Sur ce point, il sera rappelé que les associations n’hésitent pas à saisir le Juge répressif de différents délits, et notamment celui de pratique commercial trompeuse.
Sur ce point il sera rappelé l’irrecevabilité de la plainte des ONG Sherpa et ActionAid contre Samsung pour pratiques commerciales trompeuses, prononcée par la Cour de cassation le 29 mars 2022.
Les juges d’appel avaient considéré la plainte irrecevable, en ce que les ONG ne pouvaient agir sur le fondement de pratique commerciale trompeuse, étant donné qu’elles ne disposaient pas de l’agrément nécessaire en matière de droit de la consommation.
Pour mémoire, Samsung est mise en cause par de nombreux rapports d’associations pour atteintes graves aux droits des ouvriers dans leurs usines en Chine, Corée du Sud, et Vietnam : les travailleurs feraient face à des risques graves pour leurs santé en raison de leur exposition chronique aux produits chimiques, l’entreprise embaucherait des enfants de moins de 16 ans, et les conditions de travail et d’hébergement seraient incompatibles avec la dignité humaine.
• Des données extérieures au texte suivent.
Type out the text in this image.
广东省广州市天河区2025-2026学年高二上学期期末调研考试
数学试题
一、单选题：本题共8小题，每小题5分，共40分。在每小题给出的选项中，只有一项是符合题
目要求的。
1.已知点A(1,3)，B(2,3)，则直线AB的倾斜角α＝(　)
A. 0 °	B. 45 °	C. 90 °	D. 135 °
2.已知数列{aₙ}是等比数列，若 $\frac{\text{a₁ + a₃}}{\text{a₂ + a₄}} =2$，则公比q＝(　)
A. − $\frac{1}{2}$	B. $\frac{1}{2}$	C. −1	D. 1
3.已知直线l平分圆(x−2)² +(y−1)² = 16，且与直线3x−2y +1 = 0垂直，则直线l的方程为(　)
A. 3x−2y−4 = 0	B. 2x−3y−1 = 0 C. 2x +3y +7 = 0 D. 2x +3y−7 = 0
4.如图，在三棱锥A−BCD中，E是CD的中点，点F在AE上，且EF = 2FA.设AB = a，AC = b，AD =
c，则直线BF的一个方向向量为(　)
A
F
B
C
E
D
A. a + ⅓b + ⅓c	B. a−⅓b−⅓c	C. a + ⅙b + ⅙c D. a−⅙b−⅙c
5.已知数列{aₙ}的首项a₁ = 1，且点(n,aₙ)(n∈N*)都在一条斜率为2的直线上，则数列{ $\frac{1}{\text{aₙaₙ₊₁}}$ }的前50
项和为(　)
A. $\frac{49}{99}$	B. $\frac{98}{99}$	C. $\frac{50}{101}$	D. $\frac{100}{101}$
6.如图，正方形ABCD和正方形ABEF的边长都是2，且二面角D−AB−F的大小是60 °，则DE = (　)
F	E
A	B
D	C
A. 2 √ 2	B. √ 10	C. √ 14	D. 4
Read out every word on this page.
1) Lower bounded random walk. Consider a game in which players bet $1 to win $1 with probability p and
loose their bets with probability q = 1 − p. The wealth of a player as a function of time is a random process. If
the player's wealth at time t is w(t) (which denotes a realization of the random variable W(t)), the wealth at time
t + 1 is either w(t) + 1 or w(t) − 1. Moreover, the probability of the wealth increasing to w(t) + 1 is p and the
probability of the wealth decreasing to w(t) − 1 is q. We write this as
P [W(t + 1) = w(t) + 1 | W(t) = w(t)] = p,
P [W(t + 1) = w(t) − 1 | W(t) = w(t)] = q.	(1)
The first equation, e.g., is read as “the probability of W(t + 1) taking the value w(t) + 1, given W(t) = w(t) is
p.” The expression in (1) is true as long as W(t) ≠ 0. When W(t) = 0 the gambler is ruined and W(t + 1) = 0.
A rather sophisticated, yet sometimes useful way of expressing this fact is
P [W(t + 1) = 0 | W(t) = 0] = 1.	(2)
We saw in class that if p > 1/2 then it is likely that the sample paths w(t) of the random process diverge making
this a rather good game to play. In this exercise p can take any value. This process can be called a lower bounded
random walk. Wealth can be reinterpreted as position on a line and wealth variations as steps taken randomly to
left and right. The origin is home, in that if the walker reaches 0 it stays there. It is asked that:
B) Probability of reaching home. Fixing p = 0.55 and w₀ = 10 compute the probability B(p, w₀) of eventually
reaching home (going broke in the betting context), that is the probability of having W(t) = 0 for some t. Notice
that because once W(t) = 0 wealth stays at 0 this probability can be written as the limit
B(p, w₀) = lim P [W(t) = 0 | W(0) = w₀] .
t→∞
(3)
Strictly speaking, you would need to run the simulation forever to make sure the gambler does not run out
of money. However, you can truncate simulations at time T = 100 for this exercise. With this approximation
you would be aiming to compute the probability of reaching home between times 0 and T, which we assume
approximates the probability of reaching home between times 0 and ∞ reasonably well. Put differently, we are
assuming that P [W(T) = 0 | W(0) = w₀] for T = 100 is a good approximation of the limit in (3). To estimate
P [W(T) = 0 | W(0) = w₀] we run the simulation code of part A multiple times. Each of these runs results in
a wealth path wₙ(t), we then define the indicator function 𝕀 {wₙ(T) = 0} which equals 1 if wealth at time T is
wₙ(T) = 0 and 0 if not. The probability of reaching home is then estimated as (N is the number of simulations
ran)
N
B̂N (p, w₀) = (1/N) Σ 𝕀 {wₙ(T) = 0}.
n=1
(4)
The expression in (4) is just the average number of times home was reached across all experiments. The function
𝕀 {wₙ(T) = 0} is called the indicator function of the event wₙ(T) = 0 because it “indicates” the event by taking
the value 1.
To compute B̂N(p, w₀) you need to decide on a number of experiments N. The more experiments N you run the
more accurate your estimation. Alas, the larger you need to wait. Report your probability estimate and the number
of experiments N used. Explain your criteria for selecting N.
Les associations ont dès lors considéré que la dissonance entre les engagements éthiques du groupe d’électroniques et la réalité des conditions de travail étaient constitutifs de pratique commerciale trompeuse, en ce que la stratégie commerciale relevait de « blanchiment d’image » – dit « fairwashing ».
Le 30 mars, l’association Sherpa a publié un communiqué indiquant que cette décision ne faisait « que conforter les multinationales dans la possibilité de tirer profit, sans trop d’inquiétude, de campagnes de marketing RSE concernant des engagements éthiques qu’elles ne respectent pas en pratique ».
Une autre plainte pour pratiques commerciales trompeuses avait été déposée en septembre 2020 par l’UFC-Que choisir contre la filiale française de Samsung Electronics devant le tribunal judiciaire de Paris, mais cette dernière n’a pas encore fait l’objet d’une décision de justice.
Ces deux exemples sont des parfaites illustrations de la nécessité de la prise de conscience du législateur de son travail encore inachevé.